I’m going to London! It has taken months of harassing but Dad’s friend has finally come through and I have a job at the French Consulate in South Kensington, starting in July.
And then, in September, after detailing her frustrations about not being able to find Béatrice and how lonely she felt without friends:
Result! I’ve found Béatrice. I’ve been playing tennis at the club in Hyde Park every weekend this summer, hoping to bump into her and today my dedication paid off.
I managed to get chatting to her in the changing room.
I told her that I worked at the French Consulate and that I was new to London and didn’t really know anyone.
She immediately invited me to have a coffee with her.
She’s a journalist so maybe she thinks I can be useful to her through my job.
Or maybe she’s just a really nice person.
Best of all, when she saw me in my street clothes, she told me she loved my look.
I had a beautiful wig made because I wanted to leave my old mousey persona behind and also, I didn’t want her to recognize me from when we met in Verbier.
I’ve also taken to wearing red lipstick, high heels, and a lot of black, because it always looks chic.
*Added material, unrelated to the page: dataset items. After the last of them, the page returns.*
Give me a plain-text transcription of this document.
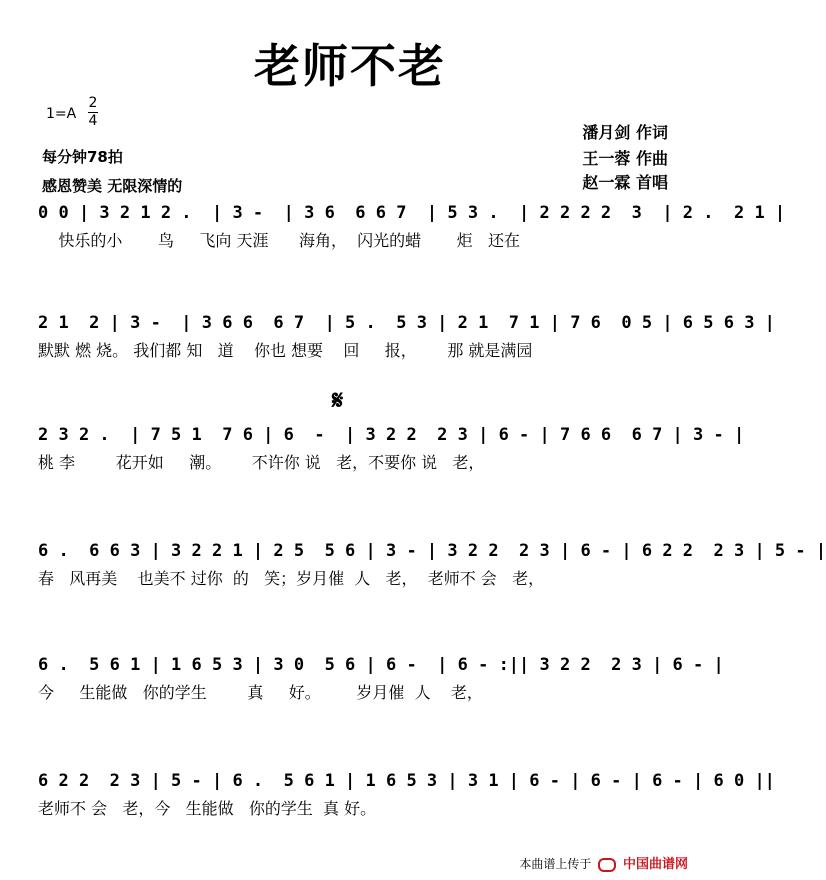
老师不老
1=A
2
4
每分钟78拍
感恩赞美 无限深情的
潘月剑 作词
王一蓉 作曲
赵一霖 首唱
0 0 | 3 2 1 2 .  | 3 -  | 3 6  6 6 7  | 5 3 .  | 2 2 2 2  3  | 2 .  2 1 |
快乐的小       鸟     飞向 天涯      海角，  闪光的蜡       炬   还在
2 1  2 | 3 -  | 3 6 6  6 7  | 5 .  5 3 | 2 1  7 1 | 7 6  0 5 | 6 5 6 3 |
默默 燃 烧。 我们都 知   道    你也 想要    回     报，      那 就是满园
𝄋
2 3 2 .  | 7 5 1  7 6 | 6  -  | 3 2 2  2 3 | 6 - | 7 6 6  6 7 | 3 - |
桃 李        花开如     潮。      不许你 说   老，不要你 说   老，
6 .  6 6 3 | 3 2 2 1 | 2 5  5 6 | 3 - | 3 2 2  2 3 | 6 - | 6 2 2  2 3 | 5 - |
春   风再美    也美不 过你  的   笑；岁月催  人   老，  老师不 会   老，
6 .  5 6 1 | 1 6 5 3 | 3 0  5 6 | 6 -  | 6 - :|| 3 2 2  2 3 | 6 - |
今     生能做   你的学生        真     好。       岁月催  人    老，
6 2 2  2 3 | 5 - | 6 .  5 6 1 | 1 6 5 3 | 3 1 | 6 - | 6 - | 6 - | 6 0 ||
老师不 会   老，今   生能做   你的学生  真 好。
本曲谱上传于 中国曲谱网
It gives me a slightly vampish look and a confidence I’ve never had before. It’s like I’m a completely new person.
“I’m not sure I can read any more of this.
” Alex passes me the notebook he’s been reading.
“It’s about Caitlin. I need a break.” He gets up from the sofa and walks to the window, where he stands looking out.
I open the notebook, titled Notebook 2, and see that the first entry is an excited account of how Inès managed to get invited on the skiing trip to Verbier by Béatrice, whom it seems she saw on a regular basis.
Alex and I are the only two in the group of ten who aren’t coupled up but we soon will be, she wrote. Only three more days until we’re together!
My eye is caught by a sudden change in the writing style, from neatly cursive to dark, scratchy capitals.
I DON’T UNDERSTAND. YOU MUST HAVE FORCED HIM TO brING YOU ALONG, HE WOULD NEVER HAVE DONE IT OTHERWISE. YOU CAN’T EVEN SKI!!!
The entry is followed by two pages of abuse against Caitlin and a threat to kill her, followed by a detailed plan.